I don't allow any kind of cellphone use in my classes. Students don't make phone calls, but it's the texting and message checking that drive me nuts, and that's what is verboten. When I'm in front of the class, I'm the chairman of the board calling the meeting to order. Full attention and engagement is required.
I do share with the class the experience I had attending a directors' conference at a leading university in New York City. I had a seat in the back of the room. There was a high-powered panel on stage — standout board leaders addressing substantive matters. But as I looked around the room from my sweeping vantage point in the back, all I saw were accomplished executives hunched over their Blackberrys scrolling away and texting furiously. So much for attention being paid to the governance thought leadership being conveyed on stage. A shameful sight, I thought at the time — and still think so. My students get the message.

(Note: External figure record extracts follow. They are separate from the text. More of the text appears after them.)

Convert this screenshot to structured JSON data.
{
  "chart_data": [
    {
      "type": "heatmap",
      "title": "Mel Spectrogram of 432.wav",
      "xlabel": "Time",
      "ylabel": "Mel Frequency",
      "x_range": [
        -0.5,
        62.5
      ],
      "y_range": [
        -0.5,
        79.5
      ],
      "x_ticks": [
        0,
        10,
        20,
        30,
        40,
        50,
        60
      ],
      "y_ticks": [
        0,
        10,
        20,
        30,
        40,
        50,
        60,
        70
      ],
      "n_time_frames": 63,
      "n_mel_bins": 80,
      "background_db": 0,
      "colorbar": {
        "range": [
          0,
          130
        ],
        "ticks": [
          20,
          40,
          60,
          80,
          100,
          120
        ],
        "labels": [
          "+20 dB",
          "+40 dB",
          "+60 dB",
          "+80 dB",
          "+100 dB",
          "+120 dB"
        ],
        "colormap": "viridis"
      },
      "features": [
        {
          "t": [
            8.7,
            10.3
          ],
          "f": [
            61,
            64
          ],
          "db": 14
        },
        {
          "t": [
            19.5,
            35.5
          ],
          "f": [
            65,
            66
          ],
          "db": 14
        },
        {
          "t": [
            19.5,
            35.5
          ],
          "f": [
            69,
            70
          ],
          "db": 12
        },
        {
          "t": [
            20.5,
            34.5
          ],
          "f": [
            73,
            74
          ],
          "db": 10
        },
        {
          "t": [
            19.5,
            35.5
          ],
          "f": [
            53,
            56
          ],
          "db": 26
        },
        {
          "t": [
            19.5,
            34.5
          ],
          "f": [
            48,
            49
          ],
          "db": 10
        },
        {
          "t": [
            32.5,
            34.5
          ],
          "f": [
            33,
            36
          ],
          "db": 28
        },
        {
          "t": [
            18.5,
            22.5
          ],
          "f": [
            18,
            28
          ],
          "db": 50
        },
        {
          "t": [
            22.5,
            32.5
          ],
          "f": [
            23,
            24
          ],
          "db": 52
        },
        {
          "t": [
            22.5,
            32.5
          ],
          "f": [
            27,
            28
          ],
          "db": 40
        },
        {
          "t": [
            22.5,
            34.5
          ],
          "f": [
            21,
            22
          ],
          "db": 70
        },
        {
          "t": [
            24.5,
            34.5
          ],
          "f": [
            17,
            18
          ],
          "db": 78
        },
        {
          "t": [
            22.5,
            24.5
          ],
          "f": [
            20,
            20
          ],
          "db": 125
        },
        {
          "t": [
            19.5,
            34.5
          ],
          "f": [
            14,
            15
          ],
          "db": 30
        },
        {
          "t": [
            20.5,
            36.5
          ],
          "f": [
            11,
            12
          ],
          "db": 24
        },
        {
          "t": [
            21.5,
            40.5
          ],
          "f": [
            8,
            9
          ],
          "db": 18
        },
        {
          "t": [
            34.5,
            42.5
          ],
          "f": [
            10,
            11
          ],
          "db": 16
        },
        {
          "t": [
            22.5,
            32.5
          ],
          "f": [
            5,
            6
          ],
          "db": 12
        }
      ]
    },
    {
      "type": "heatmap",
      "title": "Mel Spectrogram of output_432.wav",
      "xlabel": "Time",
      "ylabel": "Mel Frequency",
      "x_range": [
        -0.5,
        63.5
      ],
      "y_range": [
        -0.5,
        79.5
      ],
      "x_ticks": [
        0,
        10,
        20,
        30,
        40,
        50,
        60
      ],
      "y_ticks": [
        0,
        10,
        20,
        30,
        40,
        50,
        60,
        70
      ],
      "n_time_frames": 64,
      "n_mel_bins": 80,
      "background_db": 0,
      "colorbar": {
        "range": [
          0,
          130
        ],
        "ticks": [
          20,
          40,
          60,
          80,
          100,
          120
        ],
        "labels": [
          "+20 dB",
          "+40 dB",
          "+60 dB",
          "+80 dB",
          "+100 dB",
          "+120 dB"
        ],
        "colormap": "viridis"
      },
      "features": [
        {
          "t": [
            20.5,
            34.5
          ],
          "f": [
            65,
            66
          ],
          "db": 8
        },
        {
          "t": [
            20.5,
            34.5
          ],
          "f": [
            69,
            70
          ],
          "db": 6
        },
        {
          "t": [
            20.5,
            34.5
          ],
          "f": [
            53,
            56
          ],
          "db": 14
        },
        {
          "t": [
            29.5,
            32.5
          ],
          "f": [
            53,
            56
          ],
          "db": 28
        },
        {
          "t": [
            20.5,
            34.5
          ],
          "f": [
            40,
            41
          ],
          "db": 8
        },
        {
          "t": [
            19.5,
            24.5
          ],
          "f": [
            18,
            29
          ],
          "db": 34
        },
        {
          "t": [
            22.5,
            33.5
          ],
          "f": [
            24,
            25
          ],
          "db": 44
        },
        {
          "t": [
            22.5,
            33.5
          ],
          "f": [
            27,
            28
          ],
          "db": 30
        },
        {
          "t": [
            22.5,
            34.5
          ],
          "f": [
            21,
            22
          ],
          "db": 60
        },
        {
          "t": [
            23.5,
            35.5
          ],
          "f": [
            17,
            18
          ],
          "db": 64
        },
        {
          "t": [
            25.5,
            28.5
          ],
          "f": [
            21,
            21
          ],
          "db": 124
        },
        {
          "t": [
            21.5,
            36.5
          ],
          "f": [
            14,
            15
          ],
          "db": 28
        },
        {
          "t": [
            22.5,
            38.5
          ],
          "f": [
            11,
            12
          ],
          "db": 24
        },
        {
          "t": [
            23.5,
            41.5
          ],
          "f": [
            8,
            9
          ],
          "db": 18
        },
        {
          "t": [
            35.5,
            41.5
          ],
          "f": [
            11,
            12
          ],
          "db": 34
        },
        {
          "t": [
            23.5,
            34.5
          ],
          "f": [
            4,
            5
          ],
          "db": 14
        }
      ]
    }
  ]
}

From anecdotal tales of how widespread Blackberry use is during board meetings, I fail to understand how board chairmen tolerate it. Not every chairman does. I was glad to hear that there is at least one chairman who doesn't allow cellphones in the board meeting. In an interview I did with Rick Goings (pictured), chairman and CEO of Tupperware Corp., for the cover story of the Q2 2009 issue of Directors & Boards, he told me this about his board practices: "No Blackberrys during a board meeting. I've sat in on some board meetings at other companies and everybody is on their Blackberrys. Our board members don't do that." Good for him for having such a policy.
And now comes the Financial Times story, "Why Email Must Disappear from the Boardroom." It makes a persuasive case for banning Blackberrys in the board meeting. Among its pointers:
• "Attention is a scarce resource. Indeed, some management thinkers have described it as the scarcest resource in most organizations. Splitting attention between two tasks is something people simply do not do well."
• "When a corporate director starts replying to an email, which task is receiving attention: the message or the meeting? The most plausible answer is the message, which means that the director who is working on his email is dedicating scarce resources to something other than that for which shareholders are paying. If your lawyer billed you for time spent working on someone else's project, it would be considered negligent at best."
• "In our experience, we are witnessing more and more situations in which board members are expressing outrage at some of their colleagues' inappropriate use of their wireless devices. ... In the light of such complaints, the preponderance of scientific evidence, the fiduciary responsibilities of directors and the obvious conflicts between reasonable duties of care and multitasking, we offer this modest proposal to improve the state of corporate governance worldwide: all board should disclose that they have a 'no wireless device' policy during meetings."
Failure to put in such a policy, concludes the FT critique, "should result in lost support for the board and its individual members." And, by extension, it should result in greater support for board chairmen like Rick Goings who have a policy of demanding full attention and engagement from their board colleagues.